Qui a allumé la mèche en premier? Et surtout, qui est en tort? La bataille entre Swiss et Skyguide n'est pas simple à suivre. Les deux instances du trafic aérien s'attaquent respectivement à coup de reproches, de récriminations et d'affirmations véhémentes.
Swiss se montre depuis longtemps insatisfaite du travail de Skyguide. Les critiques sont multiples: pilotage trop cher, trop lent, trop inefficace. «Il faut être prêt à repousser les limites», a déclaré l'an dernier Oliver Buchhofer, directeur des opérations à Swiss, à la «NZZ».
Une critique que Skyguide n'a pas digéré. Un porte-parole avait alors fait savoir que l'aéroport de Zurich était déjà à la limite de ses capacités, le réseau étant entièrement utilisé.
Skyguide contre-attaque
Mais les tensions ne se sont pas apaisées pour autant. Récemment, Skyguide a, à son tour, renvoyé une pique à Swiss. Dans le magazine économique «Bilanz», le service de contrôle aérien a affirmé que Swiss était en partie responsable des retards.
L'explication mise en lumière: Swiss fait effectuer une partie de ses vols par la compagnie lettone Air Baltic. Selon Skyguide, cette compagnie décolle souvent de la piste 16, longue de 3,7 kilomètres, pour des raisons techniques.
«Chaque avion qui utilise la piste 16 pour décoller affecte la capacité de l'aéroport de Zurich. Pour les petits avions, c'est donc d'autant plus gênant qu'ils n'ont en fait pas besoin d'une piste de décollage plus longue», a critiqué Skyguide.
Une critique infondée
Cette déclaration a considérablement augmenté l'indignation au siège de Swiss. Dans les milieux de l'aviation, on parle même de «fake news», car les chiffres ne permettent pas d'appuyer la déclaration de Skyguide. «Seuls 12% des décollages que nous effectuons pour le compte de Swiss ont eu lieu depuis la piste 16», fait savoir Air Baltic. En clair, le nombre élevé de retards doit avoir une autre raison.
L'aéroport de Zurich arrive également à une autre conclusion que Skyguide: «La part des avions court-courriers n'a pratiquement pas changé. Environ 95% des avions court-courriers décollent sur la piste 28, les 5% restants sur la piste 16.»

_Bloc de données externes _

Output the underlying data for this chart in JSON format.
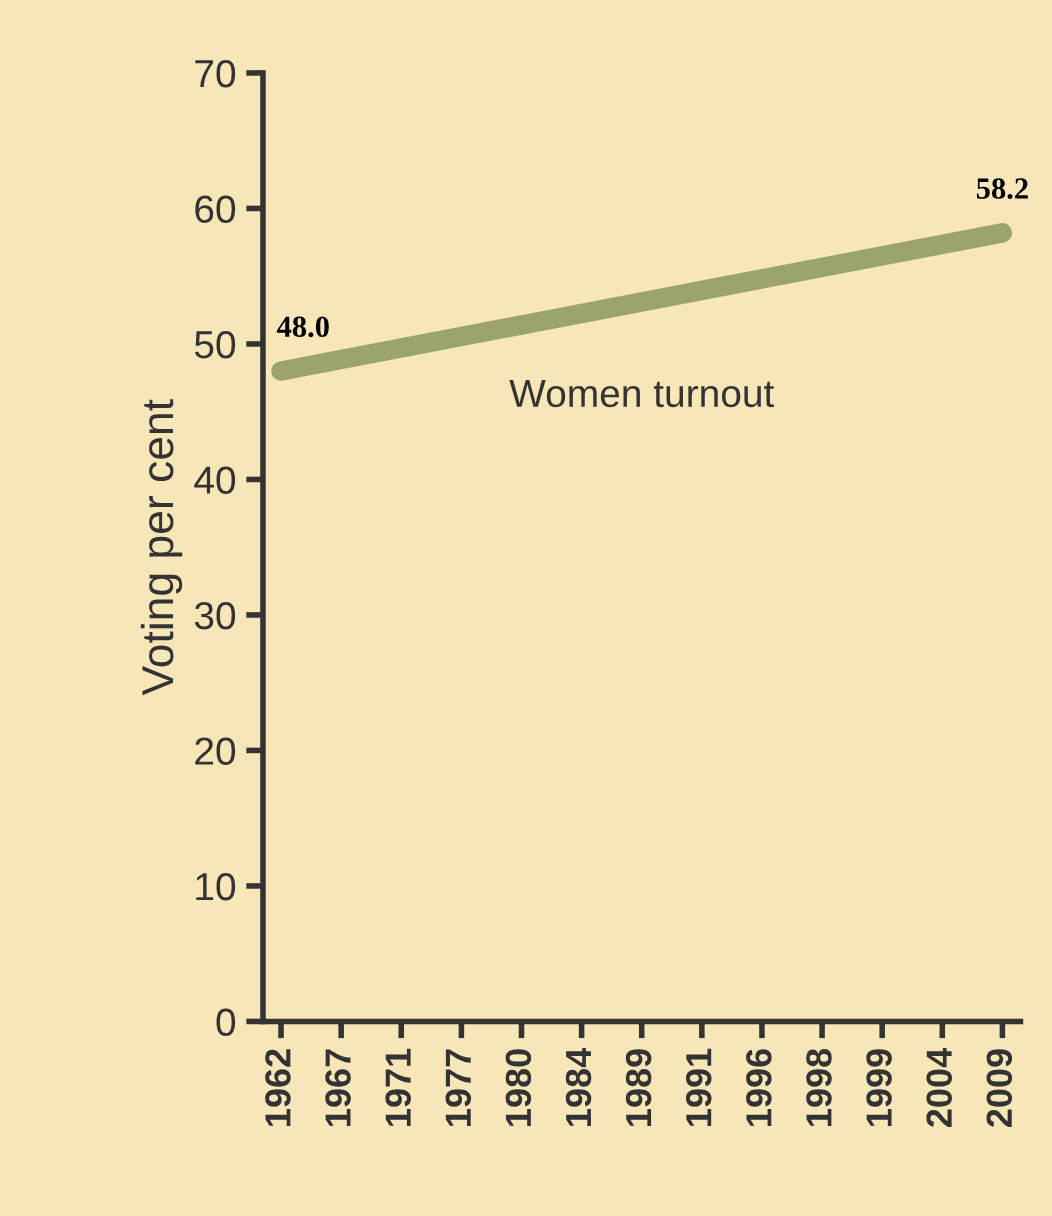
{
  "chart_data": {
    "type": "line",
    "ylabel": "Voting per cent",
    "categories": [
      "1962",
      "1967",
      "1971",
      "1977",
      "1980",
      "1984",
      "1989",
      "1991",
      "1996",
      "1998",
      "1999",
      "2004",
      "2009"
    ],
    "series": [
      {
        "name": "Women turnout",
        "color": "#9aa46c",
        "values": [
          48.0,
          null,
          null,
          null,
          null,
          null,
          null,
          null,
          null,
          null,
          null,
          null,
          58.2
        ],
        "value_labels": [
          "48.0",
          null,
          null,
          null,
          null,
          null,
          null,
          null,
          null,
          null,
          null,
          null,
          "58.2"
        ]
      }
    ],
    "ylim": [
      0,
      70
    ],
    "yticks": [
      0,
      10,
      20,
      30,
      40,
      50,
      60,
      70
    ],
    "grid": false,
    "legend": false,
    "marker": "none",
    "line_style": "solid"
  }
}
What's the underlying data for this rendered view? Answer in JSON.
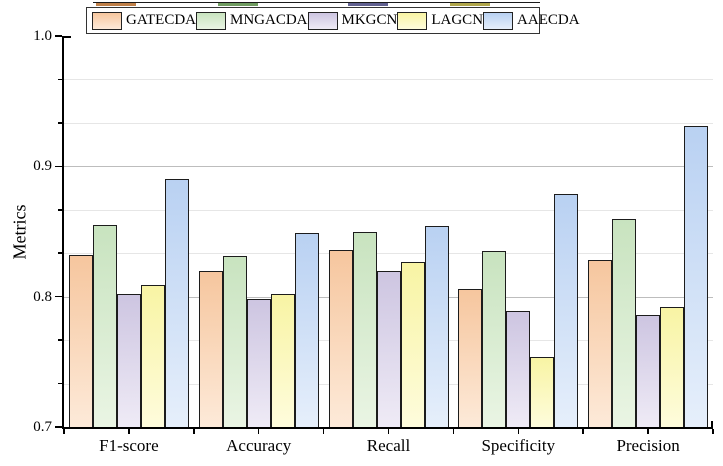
{
  "chart_data": {
    "type": "bar",
    "title": "",
    "categories": [
      "F1-score",
      "Accuracy",
      "Recall",
      "Specificity",
      "Precision"
    ],
    "series": [
      {
        "name": "GATECDA",
        "color_top": "#F6C69E",
        "color_bottom": "#FDEAD9",
        "values": [
          0.832,
          0.82,
          0.836,
          0.806,
          0.828
        ]
      },
      {
        "name": "MNGACDA",
        "color_top": "#C8E3BF",
        "color_bottom": "#EAF5E4",
        "values": [
          0.855,
          0.831,
          0.85,
          0.835,
          0.86
        ]
      },
      {
        "name": "MKGCN",
        "color_top": "#CDC5E1",
        "color_bottom": "#EFEBF6",
        "values": [
          0.802,
          0.798,
          0.82,
          0.789,
          0.786
        ]
      },
      {
        "name": "LAGCN",
        "color_top": "#F8F4A4",
        "color_bottom": "#FEFCDC",
        "values": [
          0.809,
          0.802,
          0.827,
          0.754,
          0.792
        ]
      },
      {
        "name": "AAECDA",
        "color_top": "#B9D1F2",
        "color_bottom": "#E6EFFB",
        "values": [
          0.89,
          0.849,
          0.854,
          0.879,
          0.931
        ]
      }
    ],
    "xlabel": "",
    "ylabel": "Metrics",
    "ylim": [
      0.7,
      1.0
    ],
    "yticks": [
      0.7,
      0.8,
      0.9,
      1.0
    ],
    "y_minor_divisions": 3,
    "grid": true,
    "legend_position": "top",
    "outline_color": "#1c1c1c",
    "major_grid_color": "#bdbdbd",
    "minor_grid_color": "#e6e6e6",
    "artifact_strip_colors": [
      "#c08048",
      "#6f9c60",
      "#606090",
      "#b0a64a"
    ]
  }
}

La politique s'en mêle aussi
De son côté, Swiss réitère ses critiques à l'égard de Skyguide: «Nous attendons que les prestations et la qualité d'un service de contrôle aérien soient en rapport avec les coûts. Au vu des récentes augmentations de taxes de plus de 30%, nous ne considérons plus que cet objectif est atteint», déclare Oliver Buchhofer à Blick. «Nous sommes convaincus qu'il existe encore un net potentiel d'amélioration de l'efficacité et de la flexibilité.» Et d'ajouter: «La situation actuelle n'est pas satisfaisante. Il faut rapidement trouver des solutions communes.»
Le monde politique se montre également insatisfait des performances de Skyguide. Le rapport annuel de la commission des finances critique le fait que les services de la navigation aérienne n'ont pas non plus atteint leur objectif d'économie l'année dernière.

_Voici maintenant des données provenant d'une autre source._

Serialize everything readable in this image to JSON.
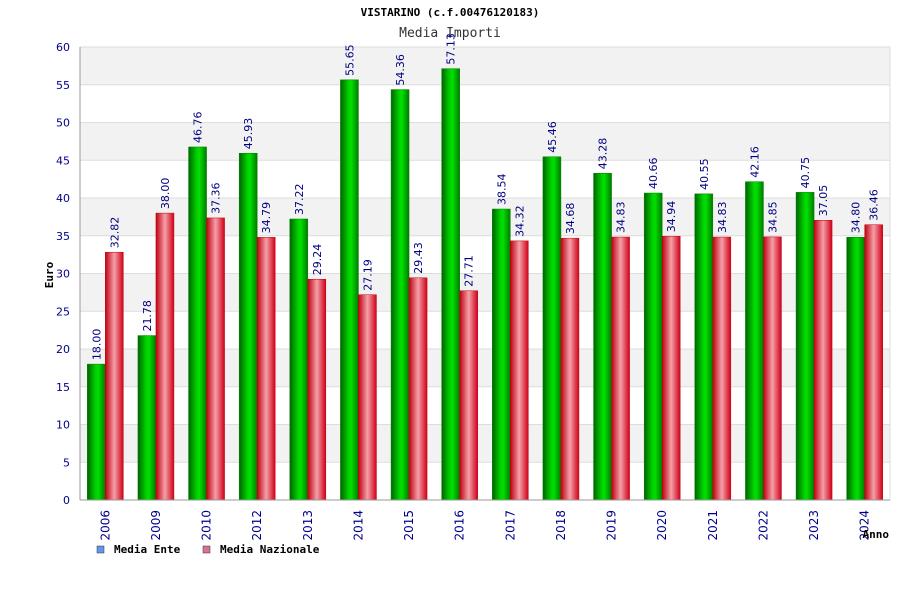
{
  "chart_data": {
    "type": "bar",
    "title": "VISTARINO (c.f.00476120183)",
    "subtitle": "Media Importi",
    "xlabel": "Anno",
    "ylabel": "Euro",
    "ylim": [
      0,
      60
    ],
    "yticks": [
      0,
      5,
      10,
      15,
      20,
      25,
      30,
      35,
      40,
      45,
      50,
      55,
      60
    ],
    "categories": [
      "2006",
      "2009",
      "2010",
      "2012",
      "2013",
      "2014",
      "2015",
      "2016",
      "2017",
      "2018",
      "2019",
      "2020",
      "2021",
      "2022",
      "2023",
      "2024"
    ],
    "series": [
      {
        "name": "Media Ente",
        "color": "#00c000",
        "legend_color": "#6495ed",
        "values": [
          18.0,
          21.78,
          46.76,
          45.93,
          37.22,
          55.65,
          54.36,
          57.13,
          38.54,
          45.46,
          43.28,
          40.66,
          40.55,
          42.16,
          40.75,
          34.8
        ],
        "labels": [
          "18.00",
          "21.78",
          "46.76",
          "45.93",
          "37.22",
          "55.65",
          "54.36",
          "57.13",
          "38.54",
          "45.46",
          "43.28",
          "40.66",
          "40.55",
          "42.16",
          "40.75",
          "34.80"
        ]
      },
      {
        "name": "Media Nazionale",
        "color": "#e8101e",
        "legend_color": "#db7093",
        "values": [
          32.82,
          38.0,
          37.36,
          34.79,
          29.24,
          27.19,
          29.43,
          27.71,
          34.32,
          34.68,
          34.83,
          34.94,
          34.83,
          34.85,
          37.05,
          36.46
        ],
        "labels": [
          "32.82",
          "38.00",
          "37.36",
          "34.79",
          "29.24",
          "27.19",
          "29.43",
          "27.71",
          "34.32",
          "34.68",
          "34.83",
          "34.94",
          "34.83",
          "34.85",
          "37.05",
          "36.46"
        ]
      }
    ],
    "grid": true,
    "legend_position": "bottom-left"
  }
}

Le «Virtual Centre», avec lequel Skyguide veut surveiller le trafic aérien suisse indépendamment du lieu, aurait dû être mis en service en 2024. Son lancement a déjà été repoussé à 2031 et pourrait même être retardé jusqu'en 2035.
De nouveaux ennuis pour Rösti
La commission des finances trouve inacceptable que les choses prennent de plus en plus de temps et coûtent toujours plus cher, alors que ce sont les contribuables qui doivent en payer les pots cassés. Elle demande donc à Albert Rösti d'intervenir.
Selon la conseillère nationale socialiste Sarah Wyss, les commissions des finances des deux chambres ont déposé une intervention auprès du chef du Département de l'environnement, des transports de l'énergie et de la communication (DETEC): «Nous demandons quelles sont les mesures prises pour couvrir les dépenses. Et le DETEC doit montrer quel est le calendrier de l'exercice d'assainissement», explique Sarah Wyss à Blick. «Nous attendons également une prise de position sur la manière dont le DETEC traite les recommandations du Contrôle des finances.»
En attendant, d'autres ennuis menacent Albert Rösti: la Commission européenne a rejeté un plan de redevances de Skyguide jugé trop coûteux. Les services de la navigation aérienne doivent maintenant revoir leur document financier.
«Dans le domaine de l'efficacité des coûts, Skyguide doit fournir des améliorations», confirme l'Office fédéral de l'aviation civile. Mais des coûts plus faibles signifient moins de recettes – et donc un trou financier encore plus grand pour le conseiller fédéral UDC. Contrairement aux orages estivaux, les nuages sombres dans le ciel de Skyguide ne disparaîtront pas de sitôt.